I've heard a lot in the last year about how God loves cities. Our church did a series on it and I read a post a while back from Hannah Brechner about how He started with a garden and ended with a city and it meant something.
Lately as I've driven to and from work, it's been dark both directions. And I've noticed that if I squint, it almost looks like I'm surrounded by Christmas lights. The tail lights are red sitting in front of me and the headlights are white dancing toward me. And each time I realize they're headlights, I feel a little sad.
Where are all of these people going? I wonder each morning. Are they going toward a job they love? Or are they sad to drive to work? Are they leaving little ones at home with a nanny? Or is their backseat full of kiddos with sticky fingers and full tummies? Did they sleep well? Are they stressed? What are they working for? For money or love or worth?
For a while, I thought I loved cities. But, as I've gotten older, I've found that they tend to overwhelm me. It's not so much the surface level things - like traffic and the effort it takes to run errands, though those things tire me every once in a while. It's the bigger issues that break my heart.

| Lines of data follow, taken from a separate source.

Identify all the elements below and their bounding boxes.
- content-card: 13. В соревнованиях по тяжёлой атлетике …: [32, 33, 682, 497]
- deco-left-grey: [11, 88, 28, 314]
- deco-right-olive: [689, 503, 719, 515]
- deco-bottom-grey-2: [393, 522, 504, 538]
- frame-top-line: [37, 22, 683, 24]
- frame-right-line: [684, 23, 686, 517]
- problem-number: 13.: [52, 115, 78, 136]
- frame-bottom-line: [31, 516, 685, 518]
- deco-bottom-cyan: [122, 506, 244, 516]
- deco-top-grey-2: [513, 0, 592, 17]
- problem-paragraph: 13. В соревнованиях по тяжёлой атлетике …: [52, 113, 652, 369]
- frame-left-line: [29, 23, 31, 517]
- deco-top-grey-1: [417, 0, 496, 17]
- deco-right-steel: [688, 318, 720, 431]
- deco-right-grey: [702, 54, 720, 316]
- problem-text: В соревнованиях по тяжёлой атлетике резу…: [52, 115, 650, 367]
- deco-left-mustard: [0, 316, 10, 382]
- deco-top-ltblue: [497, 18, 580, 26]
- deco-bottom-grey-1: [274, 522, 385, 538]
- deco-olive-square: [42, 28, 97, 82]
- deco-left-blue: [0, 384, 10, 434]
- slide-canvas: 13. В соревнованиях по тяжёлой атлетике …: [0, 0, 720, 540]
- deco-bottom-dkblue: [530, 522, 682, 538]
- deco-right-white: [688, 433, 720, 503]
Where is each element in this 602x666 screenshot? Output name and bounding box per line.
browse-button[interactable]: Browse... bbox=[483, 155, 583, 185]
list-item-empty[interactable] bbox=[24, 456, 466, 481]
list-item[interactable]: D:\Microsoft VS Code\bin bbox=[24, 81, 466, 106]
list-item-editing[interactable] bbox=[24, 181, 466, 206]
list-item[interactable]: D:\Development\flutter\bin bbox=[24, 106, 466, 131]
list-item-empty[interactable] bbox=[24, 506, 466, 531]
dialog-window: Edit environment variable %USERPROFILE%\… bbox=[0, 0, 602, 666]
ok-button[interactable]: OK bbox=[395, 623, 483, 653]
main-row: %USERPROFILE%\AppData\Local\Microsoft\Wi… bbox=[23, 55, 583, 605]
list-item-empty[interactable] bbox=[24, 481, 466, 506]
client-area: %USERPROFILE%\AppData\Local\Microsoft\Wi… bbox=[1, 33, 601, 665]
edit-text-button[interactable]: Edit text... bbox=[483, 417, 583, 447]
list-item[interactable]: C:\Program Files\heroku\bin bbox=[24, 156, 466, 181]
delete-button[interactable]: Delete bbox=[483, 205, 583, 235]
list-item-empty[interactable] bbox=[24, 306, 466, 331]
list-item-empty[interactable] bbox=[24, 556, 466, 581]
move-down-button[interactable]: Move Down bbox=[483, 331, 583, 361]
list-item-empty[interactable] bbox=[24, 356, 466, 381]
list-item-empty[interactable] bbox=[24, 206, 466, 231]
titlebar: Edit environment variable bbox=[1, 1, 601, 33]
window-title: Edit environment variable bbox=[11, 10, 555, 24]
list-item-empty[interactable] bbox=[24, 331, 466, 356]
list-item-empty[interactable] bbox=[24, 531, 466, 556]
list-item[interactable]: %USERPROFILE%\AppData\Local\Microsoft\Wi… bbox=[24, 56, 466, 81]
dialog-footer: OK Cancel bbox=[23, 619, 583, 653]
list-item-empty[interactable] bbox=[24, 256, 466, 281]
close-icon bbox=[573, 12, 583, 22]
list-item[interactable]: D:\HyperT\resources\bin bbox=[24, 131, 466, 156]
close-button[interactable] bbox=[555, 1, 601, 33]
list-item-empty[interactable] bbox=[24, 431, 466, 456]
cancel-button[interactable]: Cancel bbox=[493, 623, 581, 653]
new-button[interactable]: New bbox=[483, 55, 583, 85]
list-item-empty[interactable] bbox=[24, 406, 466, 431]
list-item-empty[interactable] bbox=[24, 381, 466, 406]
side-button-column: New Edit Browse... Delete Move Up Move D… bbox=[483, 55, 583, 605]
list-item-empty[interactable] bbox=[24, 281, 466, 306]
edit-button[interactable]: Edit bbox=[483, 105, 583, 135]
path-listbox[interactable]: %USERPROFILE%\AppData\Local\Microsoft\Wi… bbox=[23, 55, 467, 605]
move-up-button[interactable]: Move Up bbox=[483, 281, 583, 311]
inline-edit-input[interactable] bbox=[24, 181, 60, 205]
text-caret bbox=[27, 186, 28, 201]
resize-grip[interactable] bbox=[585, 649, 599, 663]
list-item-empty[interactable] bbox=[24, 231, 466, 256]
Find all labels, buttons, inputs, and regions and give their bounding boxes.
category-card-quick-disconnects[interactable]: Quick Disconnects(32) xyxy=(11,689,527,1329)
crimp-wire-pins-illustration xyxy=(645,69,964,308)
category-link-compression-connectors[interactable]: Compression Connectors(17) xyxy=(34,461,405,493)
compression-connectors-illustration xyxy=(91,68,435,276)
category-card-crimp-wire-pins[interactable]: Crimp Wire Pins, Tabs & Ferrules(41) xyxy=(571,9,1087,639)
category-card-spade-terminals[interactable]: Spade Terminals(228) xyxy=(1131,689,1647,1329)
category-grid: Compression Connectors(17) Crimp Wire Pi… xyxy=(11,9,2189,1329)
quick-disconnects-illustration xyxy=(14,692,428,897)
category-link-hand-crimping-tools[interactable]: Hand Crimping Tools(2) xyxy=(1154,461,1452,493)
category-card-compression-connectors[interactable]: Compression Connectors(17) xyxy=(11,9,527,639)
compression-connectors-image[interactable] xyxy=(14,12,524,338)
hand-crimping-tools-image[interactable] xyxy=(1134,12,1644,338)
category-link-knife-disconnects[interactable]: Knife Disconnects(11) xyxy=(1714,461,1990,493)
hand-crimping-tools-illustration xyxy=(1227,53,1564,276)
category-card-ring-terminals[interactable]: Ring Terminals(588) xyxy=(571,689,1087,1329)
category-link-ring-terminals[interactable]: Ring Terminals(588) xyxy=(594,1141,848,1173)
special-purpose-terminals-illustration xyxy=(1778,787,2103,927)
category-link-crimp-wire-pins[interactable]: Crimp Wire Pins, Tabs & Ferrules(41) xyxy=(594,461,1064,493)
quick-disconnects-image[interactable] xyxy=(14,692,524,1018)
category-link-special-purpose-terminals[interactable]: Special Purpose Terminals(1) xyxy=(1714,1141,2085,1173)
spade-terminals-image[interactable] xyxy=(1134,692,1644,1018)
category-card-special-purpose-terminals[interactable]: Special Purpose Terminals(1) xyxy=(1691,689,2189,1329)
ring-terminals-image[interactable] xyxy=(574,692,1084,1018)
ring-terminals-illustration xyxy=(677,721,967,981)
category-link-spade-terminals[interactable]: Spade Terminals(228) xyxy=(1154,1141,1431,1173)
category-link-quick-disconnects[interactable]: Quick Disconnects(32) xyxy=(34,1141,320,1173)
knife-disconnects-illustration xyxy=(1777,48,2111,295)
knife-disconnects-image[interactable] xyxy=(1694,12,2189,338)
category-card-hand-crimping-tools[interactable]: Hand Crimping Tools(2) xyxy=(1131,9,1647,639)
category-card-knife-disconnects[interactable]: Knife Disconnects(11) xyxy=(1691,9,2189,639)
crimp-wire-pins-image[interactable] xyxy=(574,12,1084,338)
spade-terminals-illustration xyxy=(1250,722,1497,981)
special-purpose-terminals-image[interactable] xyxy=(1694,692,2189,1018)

It's the poverty, the hunger, graffiti and loneliness in a city that overwhelm me. It's the the fact that you can be fully and wholly surrounded by people all the time, but can feel so alone. It's that there are so many people in need, that I feel like I can't begin to dent the issues.
But, as Chris always tells me, we have to pay attention to the tension in our lives.
And city living creates tension for me. There is so much pulling at my heart - to invest in, care for, connect with. And then, there is a yearning deep inside me to lace up my shoes and run to a small rural community like my hometown in Indiana.
As I get older, I understand more every day that the things that overwhelm me tend to be the things I need to unpack. It's the honest conversation I'm avoiding and the hard decision I need to make. They're the things that help me grow and learn to love others better. They're the scary decisions when there's a much easier option.
It took Chris and me a little while to find our wedding venue, because my main criteria were (1) to be in a garden and (2) not to feel like a city. It turns out, that's a tall order in Atlanta. But, we finally found a spot that's surrounded by flowers and has no skyline view or bright lights. I wanted our wedding to feel calm and intimate in the chaos of the city.
Lately I've learned that this is exactly what I need in the overwhelming times in my life. I'm called not to run from them, but to stay put. I'm being called to create my own sanctuary - my own quiet in the storm. I'm learning that there is growth in the chaos and beauty in pain. The things that break our hearts, create tension and make us want to give up and run the other direction, are so often in the places where we need to stay put.
I don't know what you're fighting for today, but if you need a reminder, take it from me. Keep going; carry on. Don't run from the real stuff. If you find yourself knee deep in tension, soak it up. Let it wash over you. It will not bend you or break you, but instead, shape you into someone stronger and more powerful than you could ever imagine.